In Turkey, the government covers most of the basic dental treatments in dental hospitals or university clinics for insured employees. We have a large amount of patients attending our clinics every day for many reasons, but mostly for caries and periodontal problems. For the past two years national social security has not reimbursed hospitals for glass ionomer restorations because it considers them to be provisional restorations instead of permanent.
However, these patients are in need of a fluoride-releasing restorative material to stabilize their oral environment. For that purpose and for convincing the Ministry of Health that this material is now a proven permanent restorative material, we needed evidence based research and long-term clinical trials. With the published data that are now available in the literature, I think that we will be successful very soon.
The overall clinical performance of EQUIA Fil was excellent even in large posterior two-surfaces restorations after a period of 6 years
THE EQUIA FIL SYSTEM
Nowadays, most of the reinforced and encapsulated glass ionomer materials can be used for a minimum of two years without any problems in posterior teeth with small to moderate cavities.1 However, if color match is a concern for the patient, or if we need a more resistant permanent material for medium to large cavities and if we are looking for a long-term restoration, a more sophisticated brand like EQUIA Fil with a resin coating should be used.2
The EQUIA Fil system is different to other reinforced and encapsulated glass ionomer materials on the market due to its reliable color matching properties and easy handling. The other materials, including Riva, have a chalky appearance, similar to conventional powder liquid glass ionomer cements after placement. EQUIA Fil matures under the resin coating and develops a very hard and resistant consistency as time passes. This fracture resistance is crucial as the material needs to function in the mouth for a long period of time.

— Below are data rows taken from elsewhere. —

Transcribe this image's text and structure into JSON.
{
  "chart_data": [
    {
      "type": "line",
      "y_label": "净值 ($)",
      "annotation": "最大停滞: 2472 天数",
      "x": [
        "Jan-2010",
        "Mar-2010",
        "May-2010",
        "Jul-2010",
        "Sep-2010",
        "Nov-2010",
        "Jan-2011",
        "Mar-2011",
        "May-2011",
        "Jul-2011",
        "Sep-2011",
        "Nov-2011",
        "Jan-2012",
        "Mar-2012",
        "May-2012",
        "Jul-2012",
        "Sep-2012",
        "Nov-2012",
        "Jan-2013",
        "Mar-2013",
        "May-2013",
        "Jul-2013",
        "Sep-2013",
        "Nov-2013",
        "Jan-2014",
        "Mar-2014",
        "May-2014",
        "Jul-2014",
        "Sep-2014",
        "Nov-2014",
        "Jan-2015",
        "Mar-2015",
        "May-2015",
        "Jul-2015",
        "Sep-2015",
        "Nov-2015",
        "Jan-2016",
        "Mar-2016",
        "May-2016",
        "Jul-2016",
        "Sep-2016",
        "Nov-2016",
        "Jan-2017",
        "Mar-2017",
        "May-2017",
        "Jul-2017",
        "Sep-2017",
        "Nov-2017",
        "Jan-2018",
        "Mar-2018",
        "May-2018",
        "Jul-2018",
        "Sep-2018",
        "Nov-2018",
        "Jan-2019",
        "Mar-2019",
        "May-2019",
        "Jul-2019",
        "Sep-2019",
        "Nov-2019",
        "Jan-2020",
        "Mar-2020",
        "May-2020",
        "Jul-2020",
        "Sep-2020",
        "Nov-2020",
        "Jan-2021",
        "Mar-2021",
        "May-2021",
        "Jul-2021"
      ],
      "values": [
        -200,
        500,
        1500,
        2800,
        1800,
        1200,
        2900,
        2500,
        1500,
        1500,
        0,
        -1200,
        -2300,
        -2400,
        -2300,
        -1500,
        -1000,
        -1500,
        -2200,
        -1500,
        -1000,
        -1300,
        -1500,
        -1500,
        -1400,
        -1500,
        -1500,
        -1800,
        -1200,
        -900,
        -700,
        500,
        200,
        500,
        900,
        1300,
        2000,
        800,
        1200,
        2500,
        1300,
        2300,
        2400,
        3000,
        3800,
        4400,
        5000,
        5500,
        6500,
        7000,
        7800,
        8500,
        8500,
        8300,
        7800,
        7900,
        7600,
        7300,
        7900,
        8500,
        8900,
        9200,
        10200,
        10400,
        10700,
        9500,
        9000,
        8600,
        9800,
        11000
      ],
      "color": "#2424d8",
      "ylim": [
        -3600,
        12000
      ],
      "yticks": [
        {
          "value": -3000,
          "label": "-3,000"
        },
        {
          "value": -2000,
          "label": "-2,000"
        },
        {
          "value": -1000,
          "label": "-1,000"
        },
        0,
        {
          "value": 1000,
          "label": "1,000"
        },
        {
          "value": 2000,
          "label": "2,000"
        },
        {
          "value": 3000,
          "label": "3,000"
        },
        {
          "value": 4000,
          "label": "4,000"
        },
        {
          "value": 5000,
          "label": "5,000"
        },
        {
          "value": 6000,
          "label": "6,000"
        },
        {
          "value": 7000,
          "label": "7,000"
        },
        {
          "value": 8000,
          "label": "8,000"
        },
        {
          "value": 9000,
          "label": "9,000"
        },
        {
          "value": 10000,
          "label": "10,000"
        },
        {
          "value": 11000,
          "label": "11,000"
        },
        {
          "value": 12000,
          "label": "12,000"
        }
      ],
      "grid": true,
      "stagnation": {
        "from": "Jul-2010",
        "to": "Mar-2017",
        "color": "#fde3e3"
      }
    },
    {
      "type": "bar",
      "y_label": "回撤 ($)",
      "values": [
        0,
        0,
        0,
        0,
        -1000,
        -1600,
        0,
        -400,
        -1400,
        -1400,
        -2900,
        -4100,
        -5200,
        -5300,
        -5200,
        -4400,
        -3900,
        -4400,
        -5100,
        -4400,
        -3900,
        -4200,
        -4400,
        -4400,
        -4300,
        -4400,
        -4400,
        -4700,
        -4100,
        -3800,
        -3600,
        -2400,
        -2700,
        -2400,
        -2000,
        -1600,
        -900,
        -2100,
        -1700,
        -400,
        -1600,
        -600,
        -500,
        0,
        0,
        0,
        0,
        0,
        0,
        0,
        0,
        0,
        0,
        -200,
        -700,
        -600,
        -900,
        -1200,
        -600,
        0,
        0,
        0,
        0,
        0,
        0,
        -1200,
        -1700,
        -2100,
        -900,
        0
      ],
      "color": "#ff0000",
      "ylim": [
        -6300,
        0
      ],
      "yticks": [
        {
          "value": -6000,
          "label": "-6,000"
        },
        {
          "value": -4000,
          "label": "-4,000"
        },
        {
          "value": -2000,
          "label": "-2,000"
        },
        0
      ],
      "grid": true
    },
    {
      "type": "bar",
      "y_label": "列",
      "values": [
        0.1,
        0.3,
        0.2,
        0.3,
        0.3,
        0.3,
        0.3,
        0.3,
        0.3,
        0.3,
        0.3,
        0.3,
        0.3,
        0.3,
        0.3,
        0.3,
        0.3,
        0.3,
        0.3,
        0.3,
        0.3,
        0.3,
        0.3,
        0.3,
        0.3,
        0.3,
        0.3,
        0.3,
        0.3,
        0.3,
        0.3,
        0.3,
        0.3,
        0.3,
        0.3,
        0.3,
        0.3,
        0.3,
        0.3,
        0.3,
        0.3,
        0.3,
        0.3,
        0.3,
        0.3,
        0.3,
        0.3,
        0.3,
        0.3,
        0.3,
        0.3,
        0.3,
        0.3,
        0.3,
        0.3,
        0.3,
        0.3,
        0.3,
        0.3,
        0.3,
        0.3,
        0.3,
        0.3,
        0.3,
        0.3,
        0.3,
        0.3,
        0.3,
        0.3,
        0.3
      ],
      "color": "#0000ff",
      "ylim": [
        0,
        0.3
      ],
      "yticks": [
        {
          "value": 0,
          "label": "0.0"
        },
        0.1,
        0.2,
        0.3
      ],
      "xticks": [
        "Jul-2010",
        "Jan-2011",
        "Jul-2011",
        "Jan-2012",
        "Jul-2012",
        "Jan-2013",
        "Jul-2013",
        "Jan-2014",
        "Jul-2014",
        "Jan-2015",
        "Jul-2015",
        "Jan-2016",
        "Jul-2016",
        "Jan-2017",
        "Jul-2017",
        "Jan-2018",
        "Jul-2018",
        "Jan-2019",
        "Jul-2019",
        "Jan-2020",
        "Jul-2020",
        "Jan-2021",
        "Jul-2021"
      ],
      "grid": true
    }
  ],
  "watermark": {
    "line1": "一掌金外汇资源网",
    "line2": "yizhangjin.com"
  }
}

Even in larger two- sided restorations, its longevity is better than other glass ionomers and similar to resin composites, as proved in a 4-year clinical study published by my colleagues from Hacettepe University/Turkey [include reference].3
A new version of EQUIA Fil has been launched earlier this year, EQUIA Forte, with further improved color matching and resistance. We are excited to be taking part in a multi-center long-term clinical study alongside universities in Croatia, Italy and Bulgaria to test the clinical efficacy of this material.